In Search of The Perfect Name

It’s the first of June and breeders around the world are entering that sweet spot between spring foaling and the fall yearling sales. For many of them, myself included, the task at hand is to name their foals.

To flip through a race program, it’s often obvious where horse’s names come from. Breed Butterscotch to Pop Tart and you have the unenviable choice of naming your foal Butter Tart or Pop Scotch. If you’re brave, you might consider Buttered Popcorn, or some other permutation.

As I’m well trained to check names before suggesting them, I’ve stumbled on the revelation that sadly, Buttered Popcorn is unavailable, taken by an Alberta-bred two-year-old daughter of Popcorn, by Vertical Horizon. She was bred by Fred Gilbert and Richard Osterbeck of Manitoba, and Jamie Gray of Alberta. Popcorn’s dam is Pop Art – which makes sense to me. Pop Art’s mother is Shy Devil, a little less obvious.

With it being Hall of Fame season, I went searching through Canada’s best horses of all time, to reveal whether a name can, even in theory, increase the likelihood of being enshrined into racing’s hallowed halls.

There are 109 Standardbred horses, including this year’s inductees, currently in the Hall. With the total number of horses on record, all-time, currently standing at 1.02 million, the likelihood of any given horse being in the Hall of Fame is approximately 1 in 9,365.

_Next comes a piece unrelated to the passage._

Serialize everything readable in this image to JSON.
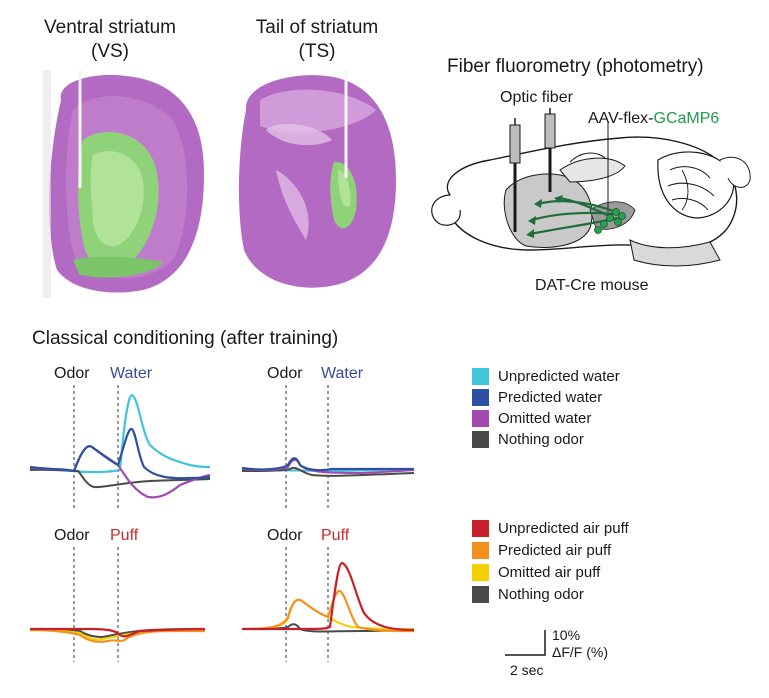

So what if we work on the premise that names do matter? If I told you that I can improve your chances of breeding a Hall of Famer from 1 in 9,365 to 1 in 3,700 simply by naming your horse something that starts with the letter “A”, would you?

Despite the fact that only 5% of all horse names start with an “A”, they account for 13% of Hall of Fame names. Names that begin with “B”, “C” and “S” come in closely behind, each respectively accounting for 9% of Hall of Famers, but each of those starting letters are far more commonplace among all horses.

What other characteristics make a Hall of Fame name?

67% of Hall of Famers have two word names, like current inductees Mach Three and Happy Lady. That is followed by one word names (18%) like Elegantimage, three word names (14%) like 2010 inductee A Worthy Lad, and finally, four word names (less than 1%), represented only by On The Road Again, inducted in 1999.

38% of Hall of Fame names consist of 12, 13 or 14 characters. Only one horse in the Hall utilizes all 18 allowable characters. His name: Somebeachsomewhere.

Delving even deeper, the consonants that appear the most often within Hall of Fame horse names are “R”, “N”, and “L”. Keeping in mind my new requirement to start with an A, and fit the name between 12 and 14 characters, I went searching for the ideal horse name, and I came up with it.

The winner: Airline Rental. It starts with an “A”, is two words, has 14 characters, including the space, and is made up of two “R”s, two “N”s and two “L”s. Airline Urinal is equally usable, but no Hall of Fame horse deserves that name, so I won’t make the suggestion.

While I included all of the Standardbred inductees in my analysis, I didn’t include Modesty.

She was the first horse, of any breed, to win a race in Canada. And while she was named 250+ years ago of unidentified breed and pedigree, her name today once again belongs to a promising two-year-old filly – a Brittany Farms bred Standardbred now owned by Erv Miller, Nick Surick and Paymaq Racing.

I think we can track the two-year-old Modesty’s name back to her mother Shyaway, and a mare on the maternal side of her family named Shy Devil. Yes, that would be the same Shy Devil we surprisingly found in Buttered Popcorn’s pedigree. Small world!